Ok, good point about energy levels: so you say one photon = one electron? Does it make a difference as to what the energy of the photon in question is (i.e. 380nm, vs 760nm light) as far as the number of electrons generated?
The 'Unity Gain' concept is quite artificial and therefore, with due respect, I think that the introduction of noise as a consideration is both confusing and unnecessary.
I am all for keeping things simple, however noise is a pretty key element of this discussion as I hope to show below. I am thinking about the noise that is always inherently present in light, sometimes referred to as shot noise, because its distribution is similar to the arrival statistics of shot from a shot gun, whch was characterized by a gentlemen by the name of Poisson.
So now we can address the integer nature of electrons. Let's assume that each photosite is a perfect electron counter with Unity Gain. 10 electrons generated by the photosite, the ADC stores a count of 10 in the Raw data with no errors. Example 1: the sensor is exposed at a known luminous exposure and the output of the photosite in question is found to result in a Raw value of 2. What is the signal?
We cannot tell by looking at just one photosite. The signal could easily be 1,2,3,4,5, 6... For instance if it were 4, shot noise would be 2, and a value of 2 is only a standard deviation away. To know what the signal is, we need to take a uniform sample of neighbouring photosites, say a 4x4 matrix*. We gather statistics from the Raw values from each photosite and compute a mean (the signal) and a standard deviation (the noise). In this example it turns out that the signal was 1 electron with standard deviation/noise of 1. Interestingly, the human visual system works more or less the same way.
Example 2: a new exposure resulting in a signal of 7 electrons for each photosite in the 4x4 matrix on our sensor. Of course each does not get exactly 7 electrons because photons arrive randomly, and in fact we know thanks to M. Poisson that the mean of the values in our 4x4 matrix should indeed be 7 but with a standard deviation of 2.646 - so some photosites will generate a value of 7 but many will also generate ...2,3,4,5,6,8,9,10,11,12.... The signal is the mean of these values.

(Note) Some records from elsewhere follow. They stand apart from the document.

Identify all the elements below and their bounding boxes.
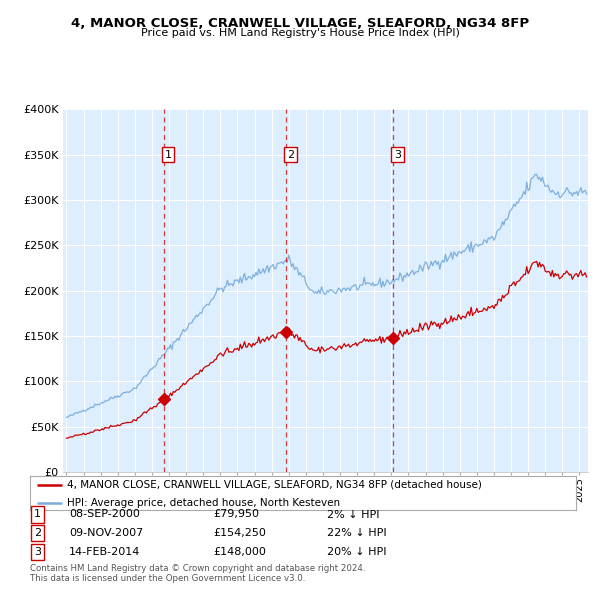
Text: 14-FEB-2014: 14-FEB-2014: [69, 548, 140, 557]
Text: 08-SEP-2000: 08-SEP-2000: [69, 510, 140, 519]
Text: This data is licensed under the Open Government Licence v3.0.: This data is licensed under the Open Gov…: [30, 574, 305, 583]
Text: HPI: Average price, detached house, North Kesteven: HPI: Average price, detached house, Nort…: [67, 498, 340, 508]
Text: 4, MANOR CLOSE, CRANWELL VILLAGE, SLEAFORD, NG34 8FP (detached house): 4, MANOR CLOSE, CRANWELL VILLAGE, SLEAFO…: [67, 480, 482, 490]
Text: 1: 1: [34, 510, 41, 519]
Text: 4, MANOR CLOSE, CRANWELL VILLAGE, SLEAFORD, NG34 8FP: 4, MANOR CLOSE, CRANWELL VILLAGE, SLEAFO…: [71, 17, 529, 30]
Text: 3: 3: [394, 149, 401, 159]
Text: 2% ↓ HPI: 2% ↓ HPI: [327, 510, 380, 519]
Text: Price paid vs. HM Land Registry's House Price Index (HPI): Price paid vs. HM Land Registry's House …: [140, 28, 460, 38]
Text: 1: 1: [164, 149, 172, 159]
Text: 09-NOV-2007: 09-NOV-2007: [69, 529, 143, 538]
Text: 2: 2: [34, 529, 41, 538]
Text: £154,250: £154,250: [213, 529, 266, 538]
Text: 3: 3: [34, 548, 41, 557]
Text: 20% ↓ HPI: 20% ↓ HPI: [327, 548, 386, 557]
Text: Contains HM Land Registry data © Crown copyright and database right 2024.: Contains HM Land Registry data © Crown c…: [30, 565, 365, 573]
Text: 22% ↓ HPI: 22% ↓ HPI: [327, 529, 386, 538]
Text: 2: 2: [287, 149, 294, 159]
Text: £148,000: £148,000: [213, 548, 266, 557]
Text: £79,950: £79,950: [213, 510, 259, 519]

Example 3: Different exposure. Say we look at our 4x4 matrix of Raw values and end up with a mean of 12.30 and a standard deviation of 3.50. Using the Effective Absolute QE for the D800e above (15.5)% and ignoring for the sake of simplicity Joofa's most excellent point above, could we say that this outcome resulted from exposing each photosite to a mean of +12.3/0.155= 79.35 photons? After all, this number of photons is a mean itself.
What does this mean for Unity Gain?
*The area within the circle of confusion on an 8x12" image watched by a normal person with 20/20 vision at arm's length corresponds to the area of about 16 sensels on a typical modern FF DSLR.